Leaving aside the legal issues for the moment, have you checked that the source code of the page actually contains the data you need? These days most web pages no longer contain the data, but download it on the fly so there is nothing to scrap. And those that dont most likely will in the not to distant future.
I would not go building kind of apps on such a weak foundation.
I’ve done web scraping for my own personal use, but would never consider doing it for any kind of application that I would ever distribute, both for the legal ramifications already mentioned, and also for the fact that the target site’s html code can and will change without warning, suddenly leaving you with a non functional application, until you figure out how to parse the new code.
[Also note, the correct term is “scraping”, not “scrapping”. They’re two different words that mean two totally different things.]
I also did web scraping with Xojo, though I found that a lot of trial and error is involved. Methods working on website A don’t work on website B with the same HTML code. With Xojo it is easy to create a basic setup, a socket, some parsing methods and off you go.
I scraped about 40.000 pages in a couple of hours, saving the parsed data in a SQLite db. Another approach is RPA, which is considered a tool for the ‘non programmer’ but I found it very complex and not easy to get stable results.

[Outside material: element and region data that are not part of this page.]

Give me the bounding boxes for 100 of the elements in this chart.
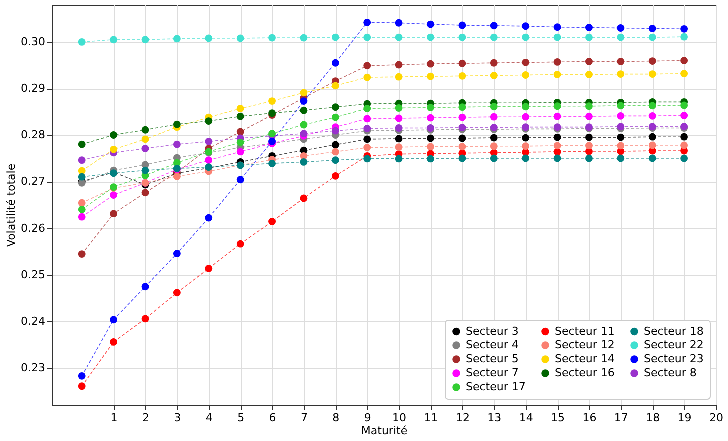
point: [236, 176, 244, 184]
legend-label: Secteur 12: [555, 338, 615, 352]
point: [586, 24, 593, 32]
point: [680, 33, 688, 41]
point: [110, 210, 118, 218]
point: [142, 36, 150, 44]
point: [78, 206, 86, 214]
point: [522, 34, 530, 42]
x-tick-label: 17: [614, 412, 628, 424]
point: [427, 72, 434, 80]
legend-label: Secteur 5: [466, 352, 519, 366]
y-tick-label: 0.29: [21, 82, 46, 96]
point: [554, 58, 562, 66]
x-tick-label: 4: [206, 412, 213, 424]
point: [173, 250, 181, 258]
legend-label: Secteur 11: [555, 324, 615, 338]
point: [395, 19, 403, 27]
point: [142, 126, 150, 134]
point: [490, 154, 498, 162]
point: [364, 125, 372, 132]
point: [300, 34, 308, 42]
point: [458, 134, 466, 142]
point: [648, 112, 656, 120]
point: [586, 102, 593, 110]
point: [427, 155, 434, 163]
point: [680, 102, 688, 110]
point: [490, 142, 498, 150]
point: [490, 72, 498, 80]
y-axis-title: Volatilité totale: [5, 164, 18, 248]
point: [617, 102, 625, 110]
point: [490, 34, 498, 42]
point: [648, 133, 656, 141]
x-tick-label: 14: [519, 412, 534, 424]
point: [554, 142, 562, 150]
legend-label: Secteur 23: [644, 352, 704, 366]
point: [78, 140, 86, 148]
x-tick-label: 7: [300, 412, 308, 424]
point: [490, 22, 498, 30]
point: [458, 60, 466, 68]
point: [680, 112, 688, 120]
point: [236, 128, 244, 136]
point: [110, 316, 118, 324]
point: [522, 154, 530, 162]
point: [554, 71, 562, 78]
point: [648, 25, 656, 32]
point: [78, 199, 86, 207]
point: [332, 104, 340, 112]
point: [300, 121, 308, 129]
point: [364, 62, 372, 70]
point: [268, 218, 276, 226]
legend-label: Secteur 3: [466, 324, 519, 338]
point: [586, 58, 593, 66]
point: [586, 134, 593, 142]
point: [173, 172, 181, 180]
point: [78, 156, 86, 164]
point: [586, 154, 593, 162]
point: [236, 34, 244, 42]
point: [554, 34, 562, 42]
point: [617, 70, 625, 78]
point: [364, 155, 372, 163]
point: [268, 34, 276, 42]
y-tick-label: 0.30: [21, 36, 46, 49]
point: [78, 38, 86, 46]
point: [236, 105, 244, 112]
point: [586, 71, 593, 78]
point: [142, 283, 150, 291]
point: [395, 144, 403, 152]
point: [617, 58, 625, 66]
point: [332, 82, 340, 90]
point: [617, 24, 625, 32]
point: [680, 25, 688, 33]
point: [522, 113, 530, 121]
point: [142, 166, 150, 174]
point: [364, 34, 372, 42]
x-tick-label: 9: [364, 412, 372, 424]
point: [364, 18, 372, 26]
point: [110, 146, 118, 154]
point: [648, 102, 656, 110]
x-tick-label: 19: [678, 412, 692, 424]
y-tick-label: 0.23: [21, 361, 46, 374]
y-tick-label: 0.28: [21, 128, 46, 142]
legend-label: Secteur 22: [644, 338, 704, 352]
point: [236, 138, 244, 146]
point: [78, 382, 86, 390]
point: [332, 172, 340, 180]
x-axis-title: Maturité: [361, 424, 408, 438]
point: [395, 34, 403, 42]
point: [648, 58, 656, 65]
x-tick-label: 18: [646, 412, 660, 424]
x-tick-label: 6: [269, 412, 276, 424]
point: [648, 142, 656, 150]
x-tick-label: 11: [424, 412, 438, 424]
point: [332, 59, 340, 67]
point: [554, 24, 562, 32]
point: [617, 112, 625, 120]
point: [268, 98, 276, 105]
point: [617, 34, 625, 42]
point: [364, 115, 372, 123]
legend-label: Secteur 14: [555, 352, 615, 366]
point: [680, 142, 688, 150]
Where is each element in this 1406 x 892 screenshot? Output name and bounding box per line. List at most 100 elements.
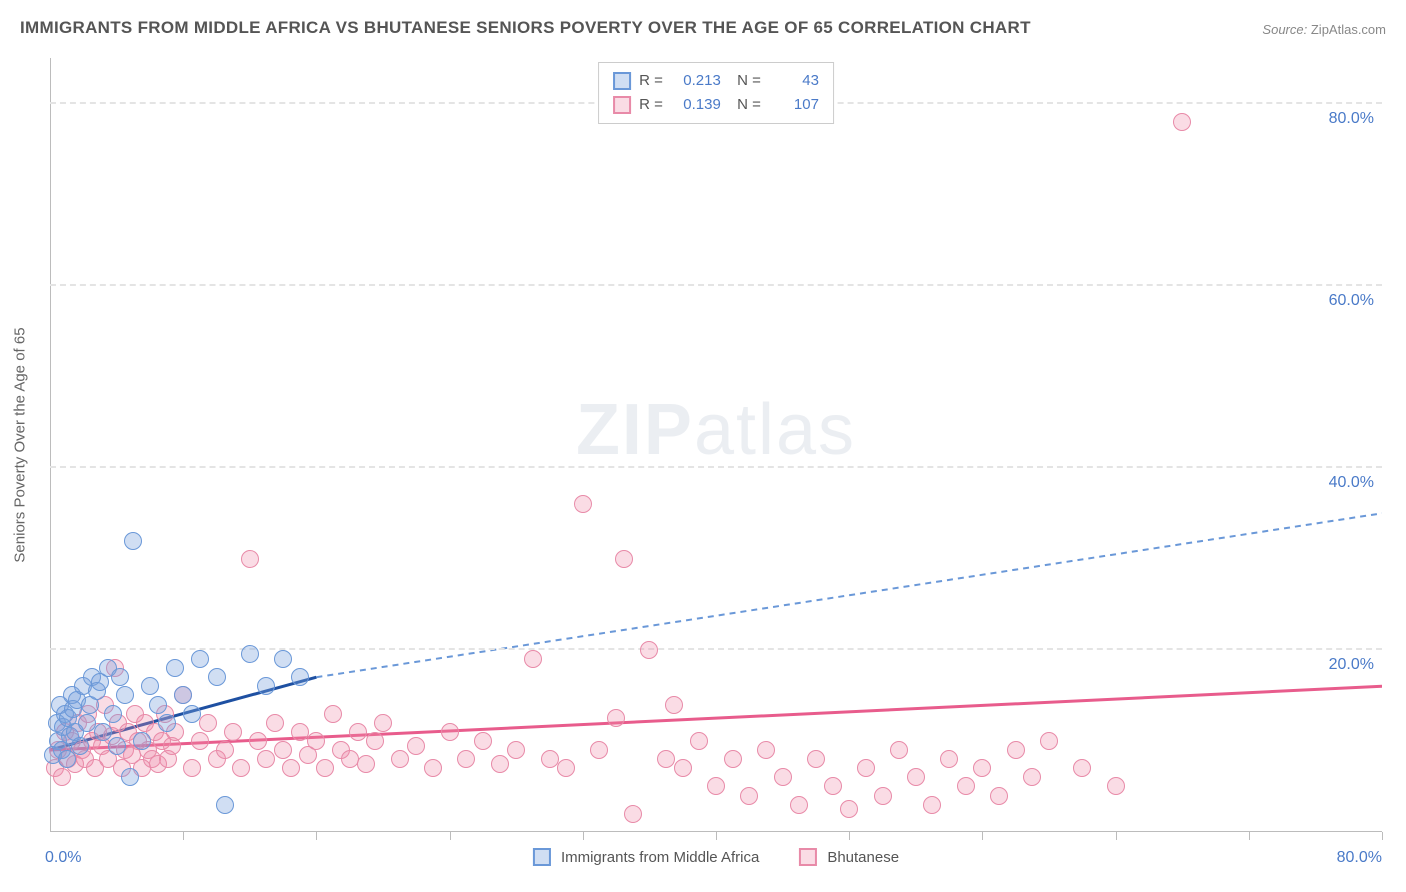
x-tick <box>982 832 983 840</box>
scatter-point-pink <box>249 732 267 750</box>
scatter-point-pink <box>807 750 825 768</box>
y-tick-label: 60.0% <box>1329 292 1374 310</box>
scatter-point-pink <box>424 759 442 777</box>
trend-line <box>316 513 1382 677</box>
scatter-point-pink <box>657 750 675 768</box>
scatter-point-pink <box>291 723 309 741</box>
x-tick <box>183 832 184 840</box>
scatter-point-pink <box>349 723 367 741</box>
scatter-point-pink <box>324 705 342 723</box>
scatter-point-blue <box>149 696 167 714</box>
stat-R-label: R = <box>639 69 663 93</box>
scatter-point-pink <box>1107 777 1125 795</box>
x-tick <box>316 832 317 840</box>
scatter-point-pink <box>199 714 217 732</box>
legend-item-pink: Bhutanese <box>799 848 899 866</box>
scatter-point-pink <box>507 741 525 759</box>
scatter-point-pink <box>774 768 792 786</box>
scatter-point-pink <box>574 495 592 513</box>
x-tick <box>1116 832 1117 840</box>
scatter-point-blue <box>257 677 275 695</box>
scatter-point-pink <box>407 737 425 755</box>
scatter-point-blue <box>216 796 234 814</box>
x-tick <box>849 832 850 840</box>
scatter-point-pink <box>940 750 958 768</box>
scatter-point-blue <box>274 650 292 668</box>
legend-item-blue: Immigrants from Middle Africa <box>533 848 759 866</box>
scatter-point-pink <box>53 768 71 786</box>
scatter-point-pink <box>724 750 742 768</box>
scatter-point-blue <box>158 714 176 732</box>
scatter-point-pink <box>557 759 575 777</box>
scatter-point-pink <box>374 714 392 732</box>
scatter-point-blue <box>78 714 96 732</box>
scatter-point-pink <box>1040 732 1058 750</box>
scatter-point-pink <box>1173 113 1191 131</box>
scatter-point-pink <box>441 723 459 741</box>
bottom-legend: Immigrants from Middle Africa Bhutanese <box>533 848 899 866</box>
x-tick <box>1249 832 1250 840</box>
scatter-point-blue <box>208 668 226 686</box>
scatter-point-pink <box>590 741 608 759</box>
scatter-point-pink <box>874 787 892 805</box>
scatter-point-pink <box>665 696 683 714</box>
scatter-point-pink <box>266 714 284 732</box>
x-tick <box>1382 832 1383 840</box>
y-tick-label: 20.0% <box>1329 656 1374 674</box>
chart-title: IMMIGRANTS FROM MIDDLE AFRICA VS BHUTANE… <box>20 18 1031 38</box>
swatch-pink <box>613 96 631 114</box>
scatter-point-blue <box>241 645 259 663</box>
x-tick <box>583 832 584 840</box>
legend-swatch-pink <box>799 848 817 866</box>
plot: 20.0% 40.0% 60.0% 80.0% <box>50 58 1382 832</box>
scatter-point-pink <box>282 759 300 777</box>
scatter-point-blue <box>291 668 309 686</box>
scatter-point-pink <box>366 732 384 750</box>
chart-source: Source: ZipAtlas.com <box>1262 22 1386 37</box>
stat-N-pink: 107 <box>769 93 819 117</box>
scatter-point-pink <box>640 641 658 659</box>
scatter-point-pink <box>241 550 259 568</box>
legend-label-pink: Bhutanese <box>827 849 899 866</box>
scatter-point-pink <box>707 777 725 795</box>
y-axis-title: Seniors Poverty Over the Age of 65 <box>12 327 29 562</box>
scatter-point-blue <box>111 668 129 686</box>
scatter-point-pink <box>391 750 409 768</box>
chart-container: IMMIGRANTS FROM MIDDLE AFRICA VS BHUTANE… <box>0 0 1406 892</box>
y-tick-label: 40.0% <box>1329 474 1374 492</box>
scatter-point-pink <box>274 741 292 759</box>
scatter-point-pink <box>1007 741 1025 759</box>
scatter-point-pink <box>232 759 250 777</box>
trend-lines <box>50 58 1382 832</box>
x-tick <box>716 832 717 840</box>
scatter-point-pink <box>923 796 941 814</box>
scatter-point-pink <box>607 709 625 727</box>
scatter-point-pink <box>216 741 234 759</box>
scatter-point-pink <box>474 732 492 750</box>
scatter-point-pink <box>907 768 925 786</box>
scatter-point-pink <box>224 723 242 741</box>
scatter-point-pink <box>257 750 275 768</box>
scatter-point-blue <box>121 768 139 786</box>
scatter-point-pink <box>541 750 559 768</box>
scatter-point-blue <box>191 650 209 668</box>
stat-R-blue: 0.213 <box>671 69 721 93</box>
scatter-point-pink <box>624 805 642 823</box>
swatch-blue <box>613 72 631 90</box>
scatter-point-pink <box>990 787 1008 805</box>
scatter-point-blue <box>166 659 184 677</box>
scatter-point-pink <box>790 796 808 814</box>
x-tick <box>450 832 451 840</box>
scatter-point-pink <box>615 550 633 568</box>
scatter-point-pink <box>307 732 325 750</box>
y-tick-label: 80.0% <box>1329 110 1374 128</box>
legend-label-blue: Immigrants from Middle Africa <box>561 849 759 866</box>
stat-N-label: N = <box>729 69 761 93</box>
source-label: Source: <box>1262 22 1307 37</box>
stats-row-pink: R = 0.139 N = 107 <box>613 93 819 117</box>
scatter-point-pink <box>191 732 209 750</box>
scatter-point-blue <box>133 732 151 750</box>
scatter-point-pink <box>824 777 842 795</box>
scatter-point-blue <box>116 686 134 704</box>
scatter-point-pink <box>1073 759 1091 777</box>
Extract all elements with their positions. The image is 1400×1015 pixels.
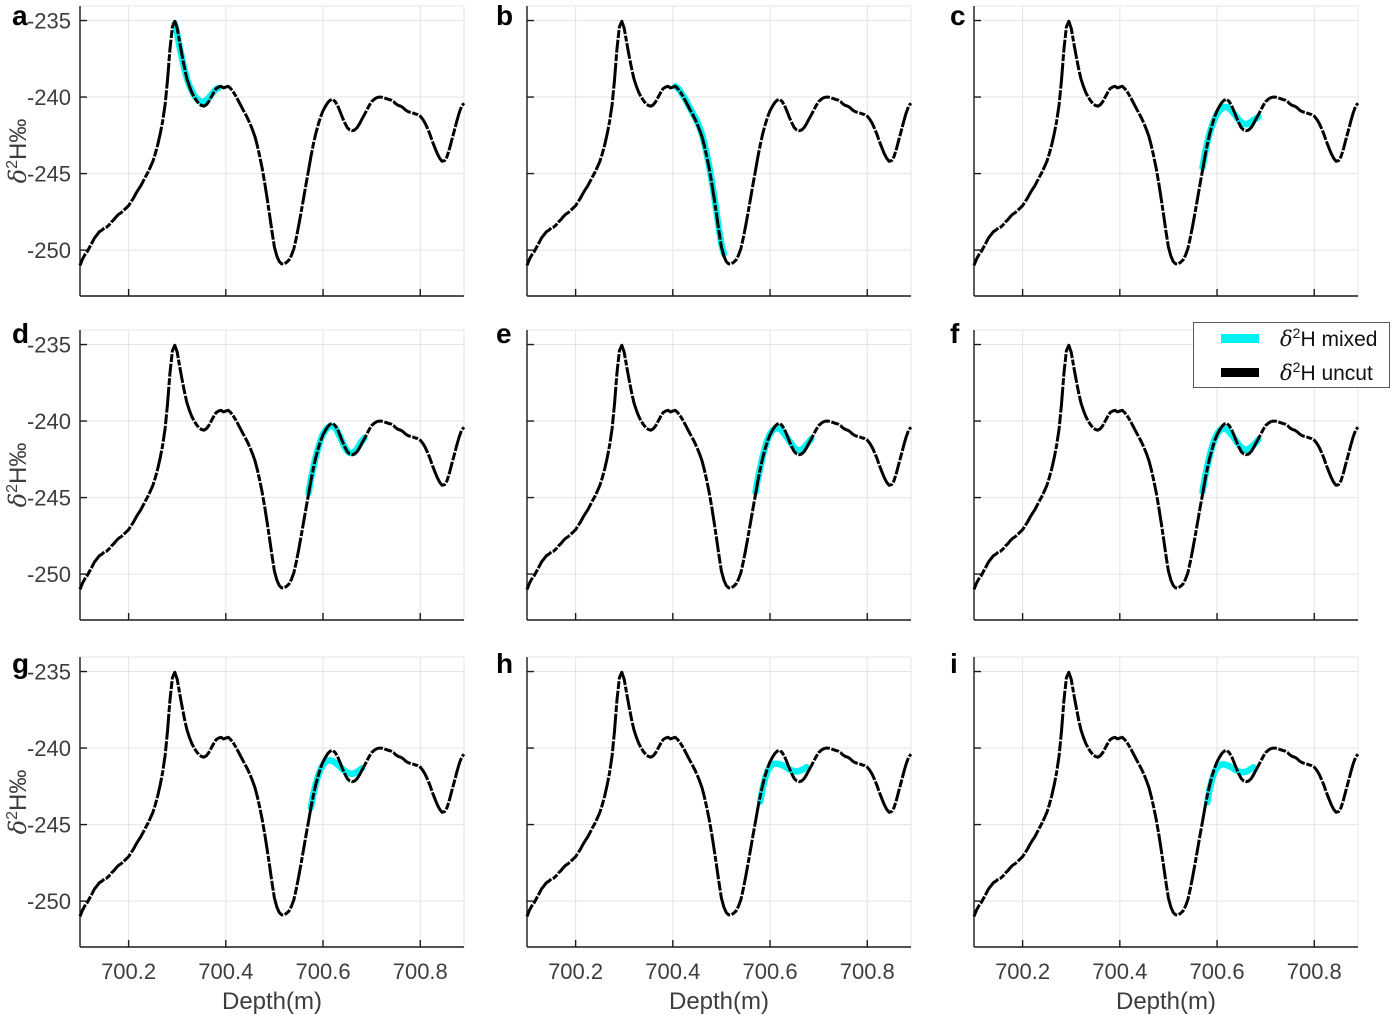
plot-panel-g: -250 -245 -240 -235 700.2 700.4 700.6 700.8 Dept…: [4, 656, 466, 1015]
x-tick-label: 700.2: [995, 959, 1050, 984]
y-tick-label: -250: [27, 889, 71, 914]
x-tick-label: 700.8: [840, 959, 895, 984]
legend-item-uncut: δ2H uncut: [1194, 359, 1389, 386]
mixed-series-line: [171, 20, 222, 105]
panel-letter-c: c: [950, 0, 966, 31]
y-tick-label: -250: [27, 562, 71, 587]
y-tick-label: -240: [27, 85, 71, 110]
x-tick-label: 700.2: [548, 959, 603, 984]
y-axis-label: δ2H‰: [4, 119, 32, 184]
y-tick-label: -250: [27, 238, 71, 263]
mixed-series-line: [305, 422, 368, 497]
y-tick-label: -245: [27, 486, 71, 511]
panel-letter-h: h: [496, 648, 514, 679]
x-tick-label: 700.6: [743, 959, 798, 984]
uncut-series-line: [525, 670, 913, 917]
plot-panel-c: [972, 5, 1360, 297]
x-tick-label: 700.2: [101, 959, 156, 984]
x-tick-label: 700.4: [645, 959, 700, 984]
uncut-series-line: [525, 343, 913, 590]
legend-label-uncut: δ2H uncut: [1280, 358, 1373, 385]
legend-item-mixed: δ2H mixed: [1194, 325, 1389, 352]
panel-letter-f: f: [950, 318, 960, 349]
plot-panel-h: 700.2 700.4 700.6 700.8 Depth(m): [525, 656, 913, 1015]
uncut-series-line: [972, 19, 1360, 266]
y-tick-label: -235: [27, 333, 71, 358]
panel-letter-b: b: [496, 0, 514, 31]
y-tick-label: -235: [27, 9, 71, 34]
x-tick-label: 700.4: [198, 959, 253, 984]
uncut-series-line: [78, 670, 466, 917]
plot-panel-a: -250 -245 -240 -235 δ2H‰: [4, 5, 466, 297]
y-tick-label: -240: [27, 409, 71, 434]
uncut-series-line: [972, 670, 1360, 917]
mixed-line-swatch-icon: [1221, 333, 1259, 343]
plot-panel-b: [525, 5, 913, 297]
y-tick-label: -240: [27, 736, 71, 761]
plot-panel-i: 700.2 700.4 700.6 700.8 Depth(m): [972, 656, 1360, 1015]
mixed-series-line: [672, 83, 728, 258]
x-axis-label: Depth(m): [222, 988, 322, 1015]
uncut-line-swatch-icon: [1221, 367, 1259, 377]
y-tick-label: -245: [27, 162, 71, 187]
y-tick-label: -235: [27, 660, 71, 685]
uncut-series-line: [78, 19, 466, 266]
mixed-series-line: [1199, 425, 1262, 495]
y-tick-label: -245: [27, 813, 71, 838]
x-tick-label: 700.6: [1190, 959, 1245, 984]
legend-label-mixed: δ2H mixed: [1280, 324, 1378, 351]
y-axis-label: δ2H‰: [4, 770, 32, 835]
mixed-series-line: [1199, 103, 1262, 171]
panel-letter-a: a: [12, 0, 28, 31]
x-tick-label: 700.8: [393, 959, 448, 984]
mixed-series-line: [307, 757, 366, 811]
legend: δ2H mixed δ2H uncut: [1193, 322, 1390, 388]
x-axis-label: Depth(m): [669, 988, 769, 1015]
uncut-series-line: [972, 343, 1360, 590]
x-axis-label: Depth(m): [1116, 988, 1216, 1015]
x-tick-label: 700.8: [1287, 959, 1342, 984]
panel-letter-g: g: [12, 648, 30, 679]
mixed-series-line: [752, 424, 815, 496]
x-tick-label: 700.6: [296, 959, 351, 984]
uncut-series-line: [78, 343, 466, 590]
panel-letter-e: e: [496, 318, 512, 349]
plot-panel-d: -250 -245 -240 -235 δ2H‰: [4, 329, 466, 621]
x-tick-label: 700.4: [1092, 959, 1147, 984]
plot-panel-e: [525, 329, 913, 621]
panel-letter-i: i: [950, 648, 958, 679]
y-axis-label: δ2H‰: [4, 443, 32, 508]
uncut-series-line: [525, 19, 913, 266]
panel-letter-d: d: [12, 318, 30, 349]
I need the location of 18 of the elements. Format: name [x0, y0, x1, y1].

Web scraping for an app is a recipe for unwanted litigation.
Just to clarify the scrapping for an app…
I completely agree with all the warnings. What I am obtaining are ingredients to various products. The information you can obtain by reading a product label. It would be utilized in decrypting a product name to its various ingredients.
I do very much appreciate the input. I intend to utilize Python for the scrapping. And the value add information is mine, proprietary and will be database handled by dojo and sql lite. At telecast thats the plan if I can figure out the databases add/edit/delete in xoxo.